Among the most notable domains uncovered was StarWarsWeb.net, a seemingly innocuous fan site featuring photos of R2D2, C-3PO, and advertisements for Lego sets and Star Wars video games. The site, now defunct and redirecting to the CIA's homepage, was once embedded with a covert messaging platform used by field agents. "The simplest way to put it - yes, the CIA absolutely had a Star Wars fan website with a secretly embedded communication system," cybersecurity researcher Zach Edwards told 404 Media.

Santilli located the site after combing through thousands of historic domain names, HTML code, and IP blocks, eventually identifying hundreds of pages likely used by the CIA. Using Tor bots to bypass Wayback Machine's limits, he painstakingly reviewed the archived code, noting suspicious terms like "password," "message," and "compose" embedded within basic search fields.

Other fake CIA-operated sites included fan pages for Johnny Carson, Brazilian music, extreme sports, and niche cultural interests such as Iranian soccer and Russian wrestling. Each page reportedly served a single asset to prevent wider compromise if an informant was caught.

But the system's vulnerabilities were profound. According to a 2018 Yahoo News investigation, Iranian authorities traced and dismantled the network in 2011 after discovering patterns among sites with sequential IP addresses and shared hosting servers.
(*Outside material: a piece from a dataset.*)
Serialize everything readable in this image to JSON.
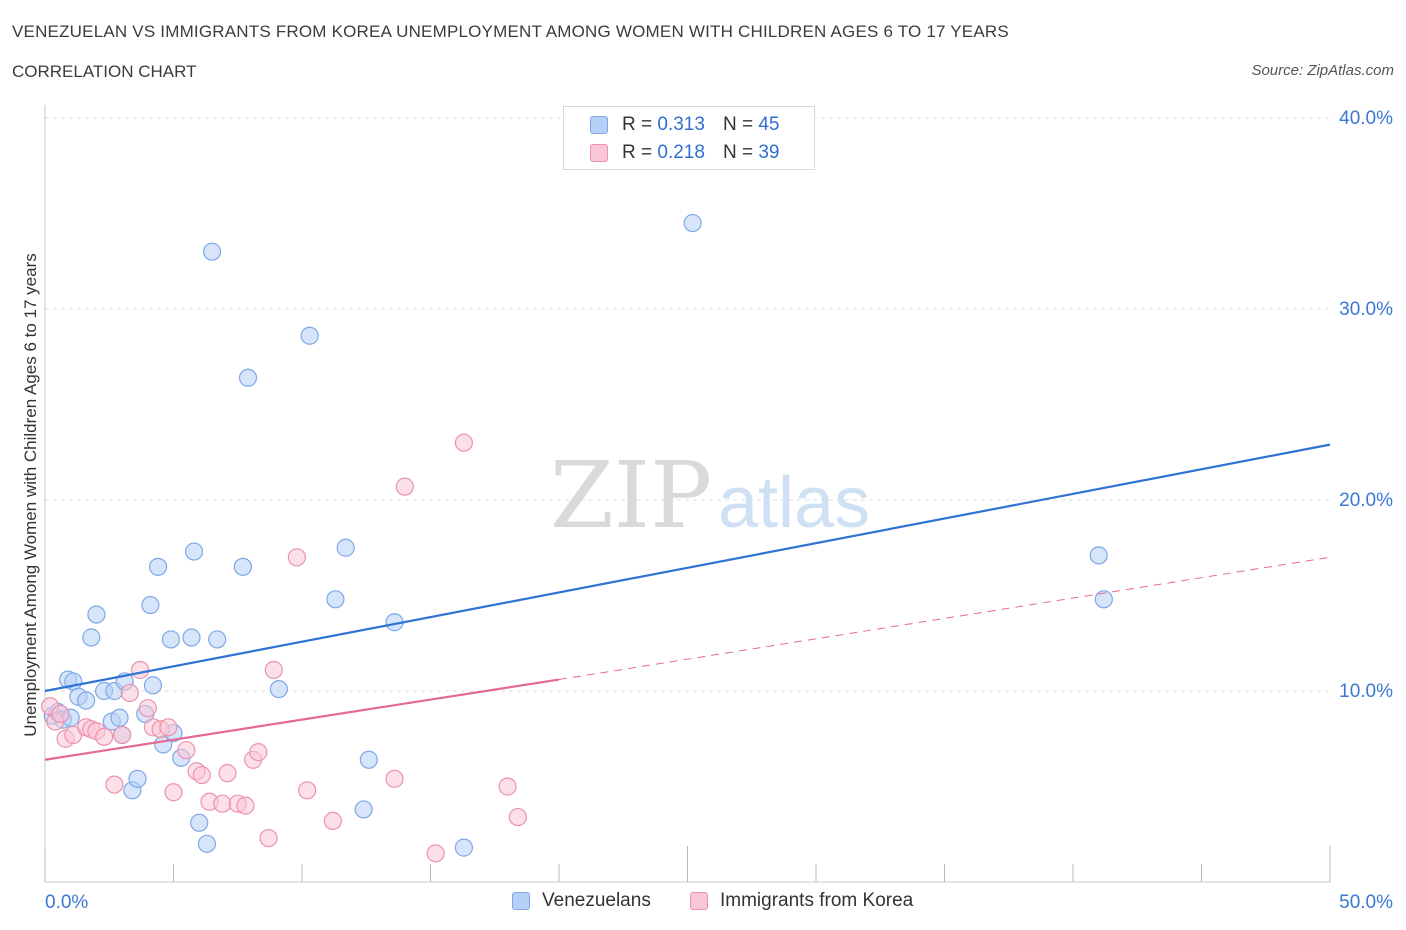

Bill Marczak of Citizen Lab said the design "stuck out like a sore thumb." In China, more than two dozen CIA sources were executed between 2011 and 2012.

"It reveals a much larger number of websites, it gives a broader understanding of the CIA's interests over time," Santilli said. "Unsurprisingly, the Middle East comes on top."

The CIA reportedly did not realize the network had been compromised until 2013, when agents began disappearing. The agency scrambled to extract and resettle surviving operatives, while quietly dismantling the communication system.

Internal reviews followed. A 2021 CIA memo criticized officers for poor operational security, overtrust in informants, and placing mission objectives ahead of long-term safety. Still, Reuters reported that Langley knowingly used mass-produced pages only for low-level or partially vetted assets. High-value operatives were given more secure, custom-built tools.

While the CIA declined comment, the House and Senate intelligence committees held closed-door hearings after the collapse, calling the breach "incredibly damaging," according to former officials.

Asked why he pursued the project, Santilli said his interest in spy fiction and global surveillance drew him in. "I really hope we're right about this," he wrote. "It's just cool to be able to go to the Wayback Machine and see a relic spy gadget 'live' in all its glory."